After World War I, he returned to Buffalo where he formed a law practice with Maj. Gen. William J. Donovan and Frank G. Raichie known as Donovan, Goodyear & Raichie. Reportedly, Goodyear retired from his law practice in c. 1923 when his partner Donovan, who was then also the U.S. Attorney for the Western District of New York, had his agents raid Buffalo's private Saturn Club (of which both men were members and which Goodyear was a Dean of) and confiscated large amounts of illegal liquor.

===Military service===
During the War, Goodyear went overseas with the 106th Field Artillery, with whom he had earlier served in the Mexican Border campaign.

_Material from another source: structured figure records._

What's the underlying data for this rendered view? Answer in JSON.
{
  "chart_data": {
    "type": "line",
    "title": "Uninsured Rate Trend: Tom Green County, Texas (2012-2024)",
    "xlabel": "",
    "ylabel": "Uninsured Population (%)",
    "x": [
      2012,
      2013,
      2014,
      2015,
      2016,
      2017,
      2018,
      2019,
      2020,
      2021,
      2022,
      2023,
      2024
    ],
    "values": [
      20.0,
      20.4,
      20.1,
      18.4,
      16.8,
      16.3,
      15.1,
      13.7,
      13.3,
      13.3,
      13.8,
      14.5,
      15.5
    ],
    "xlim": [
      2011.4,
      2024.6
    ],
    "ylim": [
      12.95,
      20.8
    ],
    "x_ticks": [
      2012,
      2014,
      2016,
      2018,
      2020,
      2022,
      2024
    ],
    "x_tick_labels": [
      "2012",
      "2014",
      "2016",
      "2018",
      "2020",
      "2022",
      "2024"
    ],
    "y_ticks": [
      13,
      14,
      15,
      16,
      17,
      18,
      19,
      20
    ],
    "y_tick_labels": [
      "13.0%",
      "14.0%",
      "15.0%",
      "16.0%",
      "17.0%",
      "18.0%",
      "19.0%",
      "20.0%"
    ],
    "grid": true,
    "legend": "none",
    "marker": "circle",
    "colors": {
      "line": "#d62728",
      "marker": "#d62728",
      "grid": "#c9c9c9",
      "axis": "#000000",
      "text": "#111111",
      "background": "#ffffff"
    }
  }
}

During the War, he fought in France during the Battle of Verdun and by the Wars end, had advanced to the rank of Major and was the commanding officer of his regiment.

==Personal life==
In 1910, Goodyear was married to Jeanette Bissell (1886–1983), a daughter of Arthur D. Bissell and Frances "Fanny" ( Castle) Bissell. The Goodyears lived on Bryant Street and, later, on Delaware Avenue near Bryant. He was a member of the Buffalo Tennis and Squash Club, the Country Club of Buffalo, and the Cooperstown Country Club. Together, they were the parents of:

- Bradley Goodyear Jr. (1911–1942), who married Suzanne Robinson; he was killed in the U.S. Navy Air Corps during World War II.
- John Goodyear (1912–1964), a U.S. career diplomat in Turkey who married Julia Halls Owsley, a daughter of John Ebsworth Owsley, in 1937.
- Frances "Fanny" Goodyear (1914–1975), who married Prince Ludwig "Louis" Della Torre e Tasso, son of Prince Alessandro, 1st Duke of Castel Duino in 1939. They divorced in 1948 and she married Daniel Barton Streeter, son of Daniel Willard Streeter, in 1949.
- Thomas Goodyear (1917–1992), a founder of the Glimmerglass Opera.

Goodyear spent most of his last three decades at his country home in Springfield Center near Cooperstown, New York, known as Cary Mede, which they bought in 1920. Goodyear died at Bassett Hospital in Cooperstown on February 6, 1959. He was buried at Forest Lawn Cemetery, Buffalo. His widow died in 1983.